Tell us about the latest virtue + vice collection. What’s the story? Our spring/summer 17 line is designed for warm weather travel. The pieces are meant to be comfortable, easy to care for, and can transition from day to night. Like the Laney wrap skirt, pair it with a bathing suit for a day at the beach and then throw on a top and heels and you are ready for even the fanciest restaurant.
Tell us all the reasons why Khadi fabric is awesome to wear. I LOVE KHADI. It is the most sustainable fabric out there. We can break it down into sustainable and ethical.
Sustainably speaking, it’s handspun and handwoven—so no electricity or water are used in the process. The cotton is sourced from small local farmers, maintaining a low environmental impact. Then you have the ethical component: By replacing one machine, you create 100 jobs in communities where jobs are hard to find. Khadi is sustainable, ethical and has a really unique look that machines will never be able to replicate.

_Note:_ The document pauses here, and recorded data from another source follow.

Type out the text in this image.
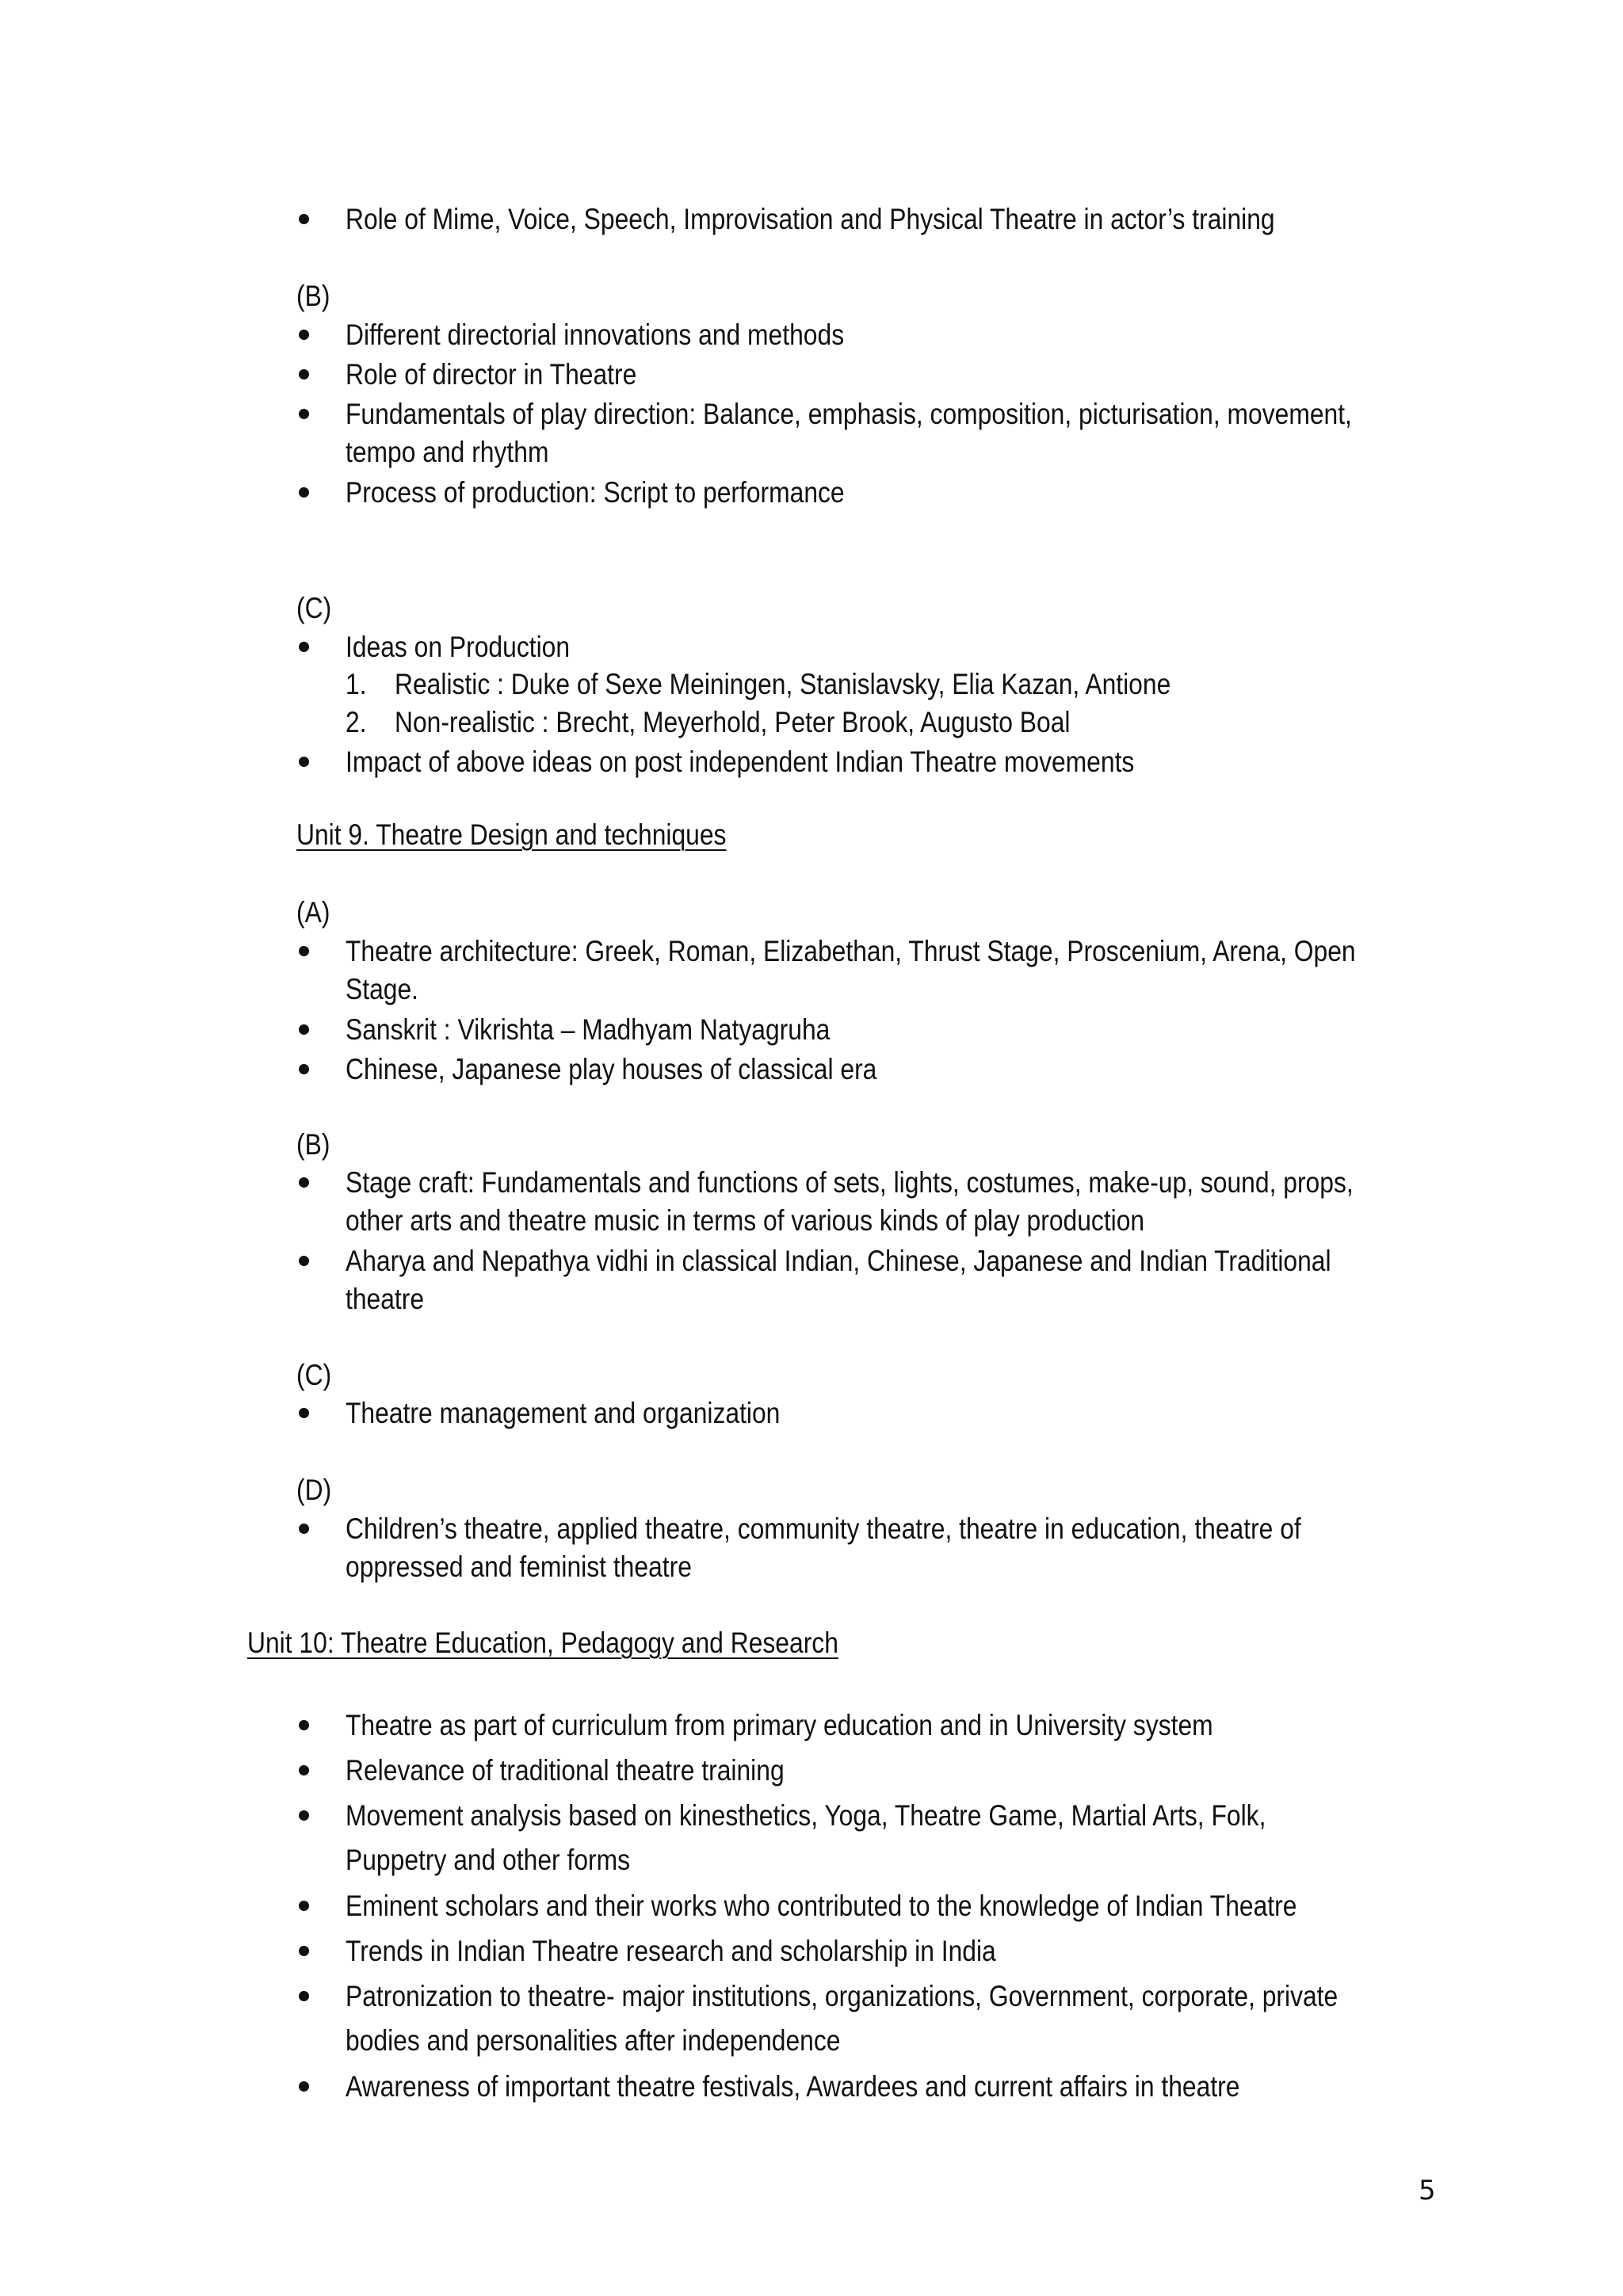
Role of Mime, Voice, Speech, Improvisation and Physical Theatre in actor’s training
(B)
Different directorial innovations and methods
Role of director in Theatre
Fundamentals of play direction: Balance, emphasis, composition, picturisation, movement,
tempo and rhythm
Process of production: Script to performance
(C)
Ideas on Production
1. Realistic : Duke of Sexe Meiningen, Stanislavsky, Elia Kazan, Antione
2. Non-realistic : Brecht, Meyerhold, Peter Brook, Augusto Boal
Impact of above ideas on post independent Indian Theatre movements
Unit 9. Theatre Design and techniques
(A)
Theatre architecture: Greek, Roman, Elizabethan, Thrust Stage, Proscenium, Arena, Open
Stage.
Sanskrit : Vikrishta – Madhyam Natyagruha
Chinese, Japanese play houses of classical era
(B)
Stage craft: Fundamentals and functions of sets, lights, costumes, make-up, sound, props,
other arts and theatre music in terms of various kinds of play production
Aharya and Nepathya vidhi in classical Indian, Chinese, Japanese and Indian Traditional
theatre
(C)
Theatre management and organization
(D)
Children’s theatre, applied theatre, community theatre, theatre in education, theatre of
oppressed and feminist theatre
Unit 10: Theatre Education, Pedagogy and Research
Theatre as part of curriculum from primary education and in University system
Relevance of traditional theatre training
Movement analysis based on kinesthetics, Yoga, Theatre Game, Martial Arts, Folk,
Puppetry and other forms
Eminent scholars and their works who contributed to the knowledge of Indian Theatre
Trends in Indian Theatre research and scholarship in India
Patronization to theatre- major institutions, organizations, Government, corporate, private
bodies and personalities after independence
Awareness of important theatre festivals, Awardees and current affairs in theatre
5
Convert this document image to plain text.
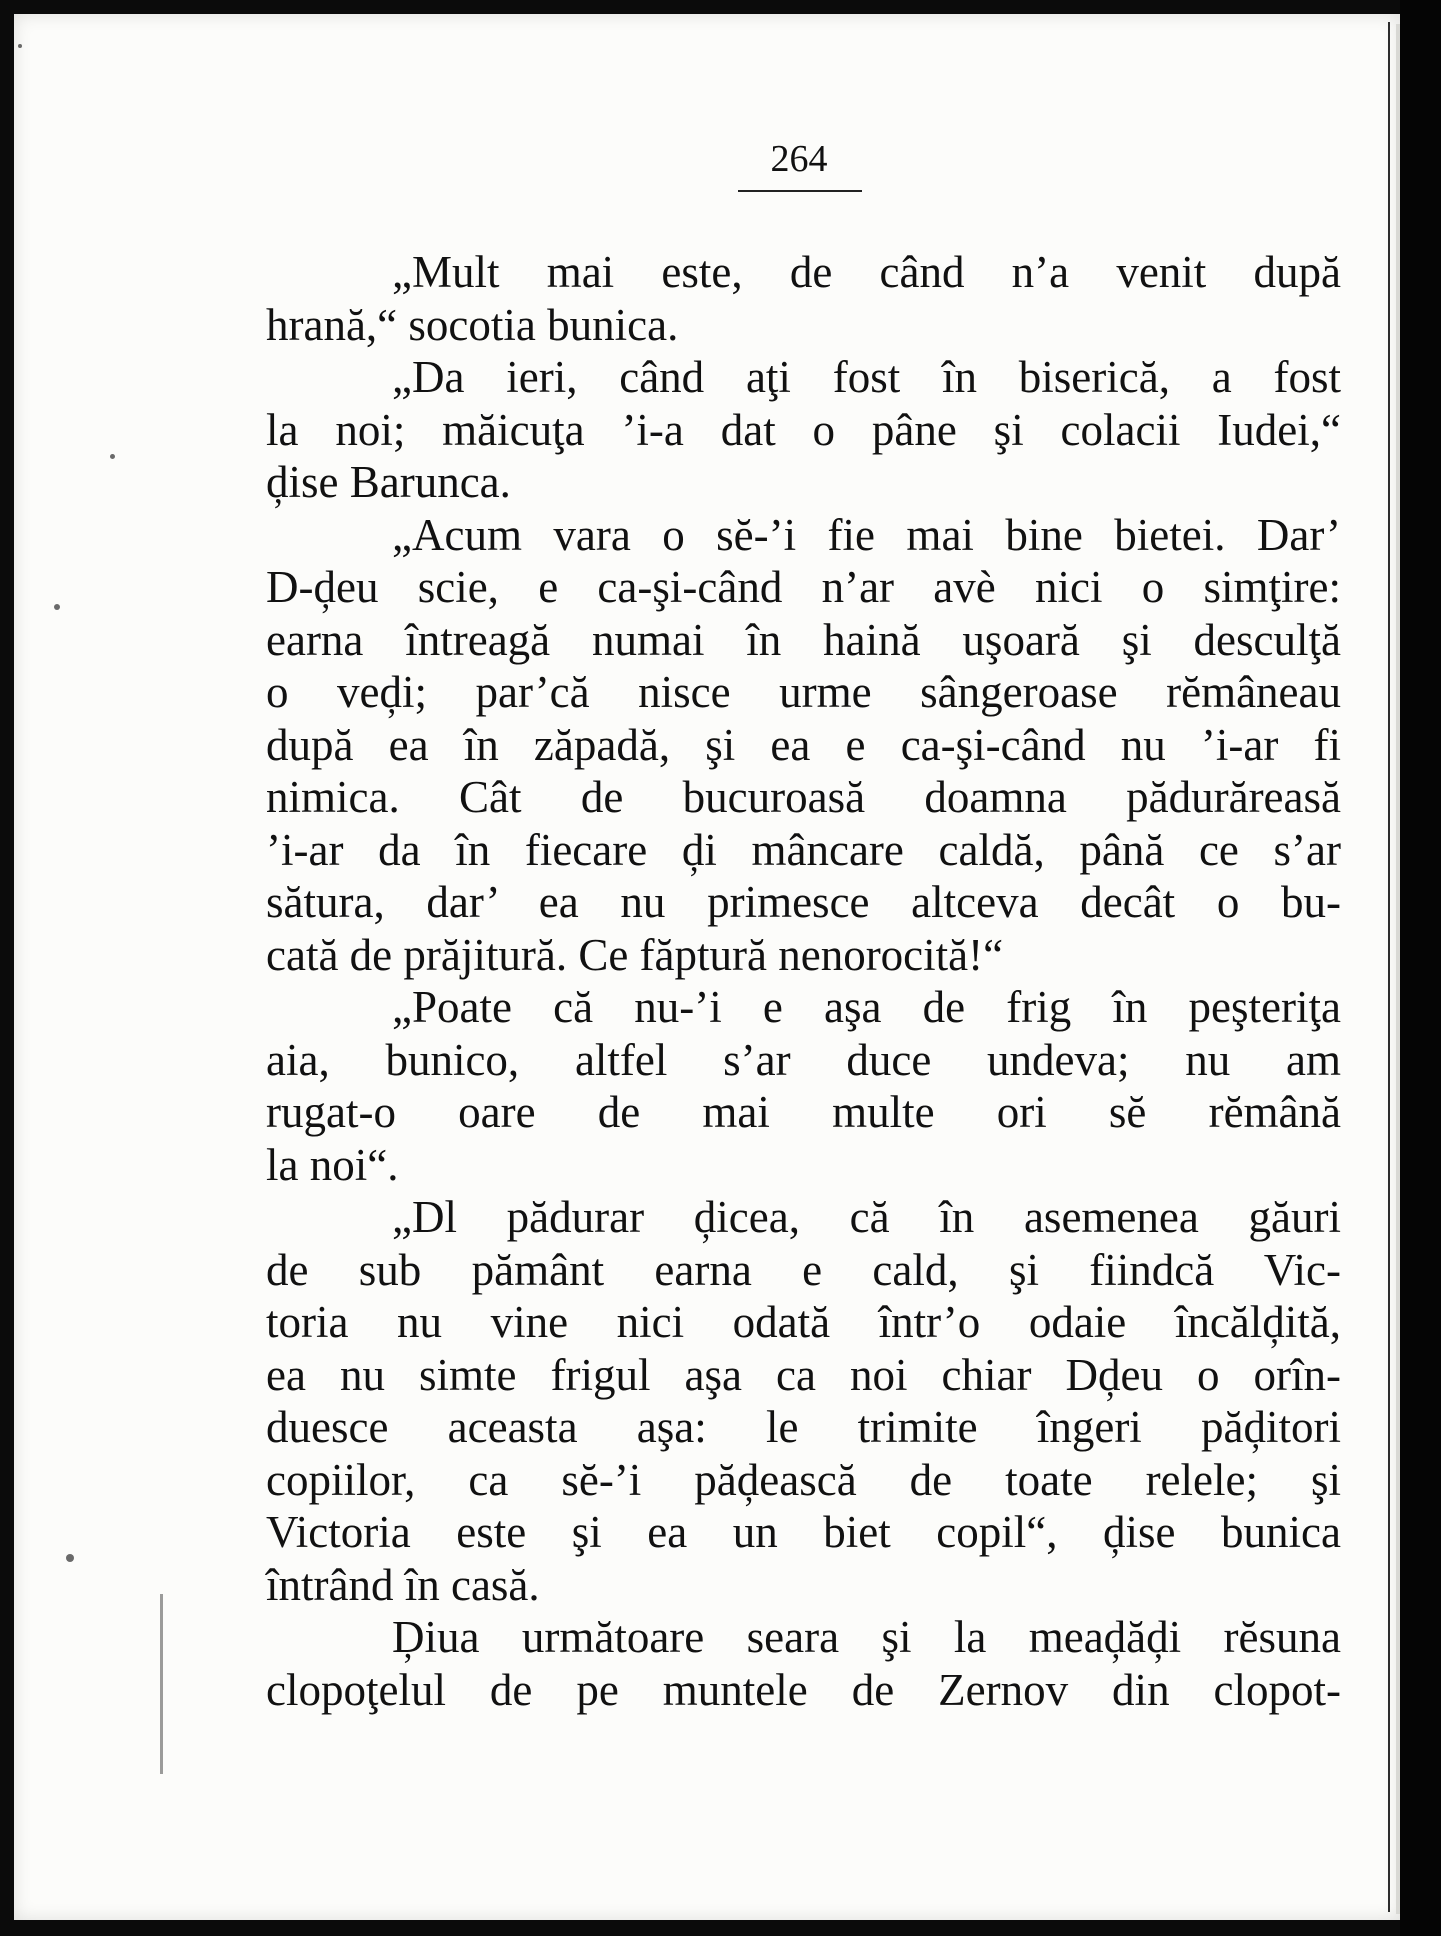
264
„Mult mai este, de când n’a venit după
hrană,“ socotia bunica.
„Da ieri, când aţi fost în biserică, a fost
la noi; măicuţa ’i-a dat o pâne şi colacii Iudei,“
ḑise Barunca.
„Acum vara o sĕ-’i fie mai bine bietei. Dar’
D-ḑeu scie, e ca-şi-când n’ar avè nici o simţire:
earna întreagă numai în haină uşoară şi desculţă
o veḑi; par’că nisce urme sângeroase rĕmâneau
după ea în zăpadă, şi ea e ca-şi-când nu ’i-ar fi
nimica. Cât de bucuroasă doamna pădurăreasă
’i-ar da în fiecare ḑi mâncare caldă, până ce s’ar
sătura, dar’ ea nu primesce altceva decât o bu-
cată de prăjitură. Ce făptură nenorocită!“
„Poate că nu-’i e aşa de frig în peşteriţa
aia, bunico, altfel s’ar duce undeva; nu am
rugat-o oare de mai multe ori sĕ rĕmână
la noi“.
„Dl pădurar ḑicea, că în asemenea găuri
de sub pământ earna e cald, şi fiindcă Vic-
toria nu vine nici odată într’o odaie încălḑită,
ea nu simte frigul aşa ca noi chiar Dḑeu o orîn-
duesce aceasta aşa: le trimite îngeri păḑitori
copiilor, ca sĕ-’i păḑească de toate relele; şi
Victoria este şi ea un biet copil“, ḑise bunica
întrând în casă.
Ḑiua următoare seara şi la meaḑăḑi rĕsuna
clopoţelul de pe muntele de Zernov din clopot-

How do you combine traditional ages-old methods and modern technology to produce virtue + vice clothing? We start with Khadi and then we digitally print on it. You can‘t get any more original than Khadi, and digital printing is pretty new to the industry. It’s basically like a giant desk printer that prints on fabric instead of paper. It uses a lot less electricity and water, and has very low air emissions. So by combining the two you get a sustainably superior product
In your experience, do American consumers struggle with any aspects in particular when it comes to sustainable clothing? I think consumers don’t know enough about the process of how clothes are made and companies are taking advantage. Simply labeling something as “transparent,” “sustainable” or even “organic” means nothing if there is no proof.
There is no regulation on organic cotton. For example, an organic cotton shirt could only be 10% organic. I can’t tell you how many companies I see calling themselves transparent, and they only show a picture of a factory. Where are your yarns coming from, your fabrics, your tags and labels? Where do your fabric suppliers buy their dye? It’s great that you don’t make your clothes in a sweat shop, but what about the rest of the supply chain?
What advice do you offer to consumers who want to be a part of the conversation to change how clothes are made? Ask companies questions publicly. Take to Twitter, Instagram and Facebook, and ask them how your clothes are made. If they can’t answer, chances are there is something to hide.
What’s next? Where do you want to take virtue + vice in the next few years? I would like to expand our product line into men’s and childrenswear.